Миры и столкновенья Осипа Мандельштама | страница 74



Дай мне подняться над смертью позорной.
С ночи одень меня в тальник и лед.
Утром спугни с мочежины озерной.
Целься, все кончено! Бей меня влет!
(„Рослый стрелок, осторожный охотник…“)» (I, 239)

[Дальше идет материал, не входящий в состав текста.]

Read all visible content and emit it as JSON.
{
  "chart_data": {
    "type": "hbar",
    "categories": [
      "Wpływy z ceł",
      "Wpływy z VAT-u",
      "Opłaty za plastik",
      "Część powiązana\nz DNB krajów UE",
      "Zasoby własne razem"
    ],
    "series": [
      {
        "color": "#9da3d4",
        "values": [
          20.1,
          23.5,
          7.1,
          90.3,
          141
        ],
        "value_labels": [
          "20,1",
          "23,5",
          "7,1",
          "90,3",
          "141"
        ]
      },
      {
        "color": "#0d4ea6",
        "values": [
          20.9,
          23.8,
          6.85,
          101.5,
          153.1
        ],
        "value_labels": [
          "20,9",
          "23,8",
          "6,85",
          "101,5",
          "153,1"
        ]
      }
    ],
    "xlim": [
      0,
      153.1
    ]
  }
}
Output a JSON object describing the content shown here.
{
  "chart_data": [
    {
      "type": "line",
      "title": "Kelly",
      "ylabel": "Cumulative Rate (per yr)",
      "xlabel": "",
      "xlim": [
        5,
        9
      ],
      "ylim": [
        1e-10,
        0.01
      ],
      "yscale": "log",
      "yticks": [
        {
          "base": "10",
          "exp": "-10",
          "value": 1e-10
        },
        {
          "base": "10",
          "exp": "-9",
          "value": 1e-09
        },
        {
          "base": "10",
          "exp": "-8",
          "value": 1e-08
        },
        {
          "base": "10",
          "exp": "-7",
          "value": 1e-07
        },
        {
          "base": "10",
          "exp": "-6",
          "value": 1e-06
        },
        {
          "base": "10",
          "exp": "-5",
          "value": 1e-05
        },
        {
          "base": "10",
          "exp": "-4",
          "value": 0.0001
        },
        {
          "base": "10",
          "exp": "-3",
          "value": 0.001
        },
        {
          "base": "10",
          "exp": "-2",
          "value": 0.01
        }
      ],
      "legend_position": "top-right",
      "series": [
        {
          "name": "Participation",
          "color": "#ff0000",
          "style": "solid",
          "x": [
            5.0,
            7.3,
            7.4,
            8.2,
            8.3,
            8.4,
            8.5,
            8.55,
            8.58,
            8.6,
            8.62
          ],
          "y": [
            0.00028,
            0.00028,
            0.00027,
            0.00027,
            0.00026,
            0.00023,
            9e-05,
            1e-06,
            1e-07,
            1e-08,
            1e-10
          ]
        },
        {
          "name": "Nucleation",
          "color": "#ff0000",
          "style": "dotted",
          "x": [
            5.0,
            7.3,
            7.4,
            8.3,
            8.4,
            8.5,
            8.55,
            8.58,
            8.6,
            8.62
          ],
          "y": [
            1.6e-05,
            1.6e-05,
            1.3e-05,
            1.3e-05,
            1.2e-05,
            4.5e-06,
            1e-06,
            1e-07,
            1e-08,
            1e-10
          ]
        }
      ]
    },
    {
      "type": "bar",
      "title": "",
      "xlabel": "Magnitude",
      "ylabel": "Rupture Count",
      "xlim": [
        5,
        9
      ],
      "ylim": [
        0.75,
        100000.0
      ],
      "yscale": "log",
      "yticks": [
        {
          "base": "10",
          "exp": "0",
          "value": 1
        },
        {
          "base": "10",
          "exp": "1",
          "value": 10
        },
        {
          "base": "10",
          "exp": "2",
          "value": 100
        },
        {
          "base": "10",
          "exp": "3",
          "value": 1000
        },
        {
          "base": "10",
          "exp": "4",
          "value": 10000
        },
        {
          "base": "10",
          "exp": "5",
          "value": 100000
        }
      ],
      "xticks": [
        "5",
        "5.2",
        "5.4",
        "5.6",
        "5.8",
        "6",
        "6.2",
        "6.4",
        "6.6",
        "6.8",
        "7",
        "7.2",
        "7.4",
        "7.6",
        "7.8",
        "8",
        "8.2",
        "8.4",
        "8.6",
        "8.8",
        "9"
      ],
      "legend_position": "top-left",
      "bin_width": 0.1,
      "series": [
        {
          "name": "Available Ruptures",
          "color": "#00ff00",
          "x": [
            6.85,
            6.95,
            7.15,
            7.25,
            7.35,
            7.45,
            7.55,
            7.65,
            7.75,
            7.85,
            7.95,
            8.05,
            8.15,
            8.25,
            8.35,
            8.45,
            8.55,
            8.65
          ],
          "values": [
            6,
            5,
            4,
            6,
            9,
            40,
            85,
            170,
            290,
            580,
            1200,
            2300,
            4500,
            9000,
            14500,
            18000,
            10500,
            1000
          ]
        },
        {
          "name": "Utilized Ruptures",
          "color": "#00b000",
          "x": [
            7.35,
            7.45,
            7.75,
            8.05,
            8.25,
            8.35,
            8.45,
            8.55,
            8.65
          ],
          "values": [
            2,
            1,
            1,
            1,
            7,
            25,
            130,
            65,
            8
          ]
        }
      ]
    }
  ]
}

Мандельштам, подхватывая грибную тему Хлебникова, семантическим бумерангом возвращает ему то, что совершенно невидимо для нас, — пушкинский исток образа смерти (quod tantum morituri vident). Грибоедовская смерть, увиденная и рассказанная Пушкиным, — прообраз смерти всякого истинного поэта. Поэтому призвание Музы, по Мандельштаму:

Сопровождать воскресших и впервые
Приветствовать умерших…
(III, 138)

Смерть, как в случае с Рылеевым, даже стихи переписывает. Эпоха Хлебникова и Мандельштама, эпоха оптовых смертей и безвозвратной потери целого поколения русских поэтов («мгновенная жатва поколенья» — по опережающему слову Пушкина), рождает образ смерти, идущей по грибы. Смертельно окающую рифму «гриб — гроб» Маяковский в 1918 году развернет уже хрестоматийно:

Били копыта.
Пели будто:
— Гриб.
Грабь.
Гроб.
Груб.
(II, 10)

Но это хождение по мукам к грибнице смерти на редкость прозаично. Не костлявая с косой и саваном, а… ядреная деревенская девка с кузовком. Умирать — что капусту шинковать, сказал бы циник. Но не Мандельштам ли писал в «Путешествии в Армению»: «А на подмосковных дачах мне почти не приходилось бывать. Ведь не считать же автомобильные поездки в Узкое по Смоленскому шоссе, мимо толстобрюхих бревенчатых изб, где капустные заготовки огородников как ядра с зелеными фитилями. Эти бледно-зеленые капустные бомбы, нагроможденные в безбожном изобилии, отдаленно мне напоминали пирамиду черепов на скучной картине Верещагина» (III, 191). Вот эта деревянная толстобрюхость и капустная скука смерти, ее здоровенный прозаизм, мы бы так сказали, — делают ее образ особенно страшным. Кощунственное, казалось бы, комикованье имени Грибоедова в образе этой смерти — оборотная сторона, реверс его бессмертного величия. К 1905 году относится академическая шутка из третьей Симфонии Андрея Белого «Возврат»:

«Вечерело. Профессор Грибоедов доканчивал свою лекцию „О буддизме“, а профессор Трупов „О грибах“. <…>

Тут столкнулись два седых профессора, маститых до последних пределов. <…> Обменялись кирпичами. Пожелали друг другу всяких благ. И расстались.

На одном кирпиче, красном, озаглавленном „Мухоморы“, рукой автора была сделана надпись: „Глубокоуважаемому Николаю Саввичу Грибоедову от автора“.

На другом, цвета засохших листьев, озаглавленном „Гражданственность всех веков и народов“, кто-то, старый, нацарапал: „Праху Петровичу Трупову в знак приязни“.